The cell (not shown) is preferably assembled as described in my prior U.S. patent application Ser. No. 11/378,973, by heat and pressure, with the various layers bonded together.
The cell (not shown) is then sealed in a suitable enclosure (not shown).
The higher voltage of this new electrochemical couple than the voltage of prior art couples, such as lithium titanate-lithium cobaltate; lithium titanate-lithium manganate; lithium titanate-lithium nickeltate; or lithium titanate-lithium vanadate, increases the energy density of the high power cells.

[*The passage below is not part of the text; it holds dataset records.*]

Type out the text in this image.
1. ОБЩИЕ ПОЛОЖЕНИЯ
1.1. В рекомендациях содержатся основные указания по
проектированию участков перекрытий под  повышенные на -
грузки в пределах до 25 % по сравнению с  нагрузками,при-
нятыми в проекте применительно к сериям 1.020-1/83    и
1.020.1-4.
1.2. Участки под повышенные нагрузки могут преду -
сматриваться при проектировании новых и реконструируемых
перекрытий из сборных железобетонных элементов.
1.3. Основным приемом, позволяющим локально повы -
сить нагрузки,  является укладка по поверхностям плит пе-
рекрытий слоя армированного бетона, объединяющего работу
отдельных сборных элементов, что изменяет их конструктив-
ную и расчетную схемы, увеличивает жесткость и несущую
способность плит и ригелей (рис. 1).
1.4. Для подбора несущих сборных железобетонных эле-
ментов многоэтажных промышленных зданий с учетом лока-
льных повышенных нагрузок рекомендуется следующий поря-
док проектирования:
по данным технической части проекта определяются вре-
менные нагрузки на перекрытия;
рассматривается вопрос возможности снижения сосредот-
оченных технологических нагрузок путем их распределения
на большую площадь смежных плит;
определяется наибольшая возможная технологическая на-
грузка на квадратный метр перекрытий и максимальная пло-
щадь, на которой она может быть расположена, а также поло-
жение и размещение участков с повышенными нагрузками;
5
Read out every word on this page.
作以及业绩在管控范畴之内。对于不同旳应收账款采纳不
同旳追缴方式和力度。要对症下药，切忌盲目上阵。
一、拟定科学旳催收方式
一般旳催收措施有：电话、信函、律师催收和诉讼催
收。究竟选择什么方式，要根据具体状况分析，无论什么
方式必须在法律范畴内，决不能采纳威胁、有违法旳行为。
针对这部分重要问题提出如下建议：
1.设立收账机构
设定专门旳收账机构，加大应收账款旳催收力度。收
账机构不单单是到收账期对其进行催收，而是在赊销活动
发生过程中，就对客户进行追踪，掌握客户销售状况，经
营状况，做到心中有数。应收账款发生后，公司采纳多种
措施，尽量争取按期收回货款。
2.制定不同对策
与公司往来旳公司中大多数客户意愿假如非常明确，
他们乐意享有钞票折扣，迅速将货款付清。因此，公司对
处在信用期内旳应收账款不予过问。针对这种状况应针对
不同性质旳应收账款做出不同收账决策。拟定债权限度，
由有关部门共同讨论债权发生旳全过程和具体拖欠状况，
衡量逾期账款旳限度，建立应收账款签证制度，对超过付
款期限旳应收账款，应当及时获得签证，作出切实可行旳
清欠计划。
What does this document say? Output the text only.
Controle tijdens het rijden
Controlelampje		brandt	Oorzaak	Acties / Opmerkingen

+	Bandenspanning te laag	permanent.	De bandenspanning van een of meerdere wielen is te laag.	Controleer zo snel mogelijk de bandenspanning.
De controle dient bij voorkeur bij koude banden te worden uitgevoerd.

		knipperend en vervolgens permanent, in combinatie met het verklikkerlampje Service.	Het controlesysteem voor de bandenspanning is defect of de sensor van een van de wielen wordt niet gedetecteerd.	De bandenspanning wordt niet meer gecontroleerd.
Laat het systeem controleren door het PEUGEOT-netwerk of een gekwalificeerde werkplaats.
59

The cobalt component in the LiCoP04 also provides for good stability upon cycling. The cost is also reduced by less cobalt presence as % (percent) of weight of this material as compared to LiCo0₂. Therefore a primary application of the described cell of the invention is for use in hybrid electric vehicles.
It will thus be seen that a lithium-ion cell has been provided with which the objects of the invention are achieved.

Claims

1. A high power high voltage lithium-ion cell which comprises;

an anode which includes lithium titanate (Li₄Ti₅0₁₂),

a cathode of lithium cobalt phosphate (LiCoPO₄), and

a non-aqueous electrolyte.

2. A lithium-ion cell as defined in claim 1 in which

said lithium titanate and said lithium cobalt phosphate are of nano-sized particles.

3. A lithium-ion cell as defined in claim 1, in which

said electrolyte is one Mol LiPF₆/EC/DMC/EMC.

4. A lithium cell as defined in claim 3 which

has a ratio of carbonates of (1:1:1).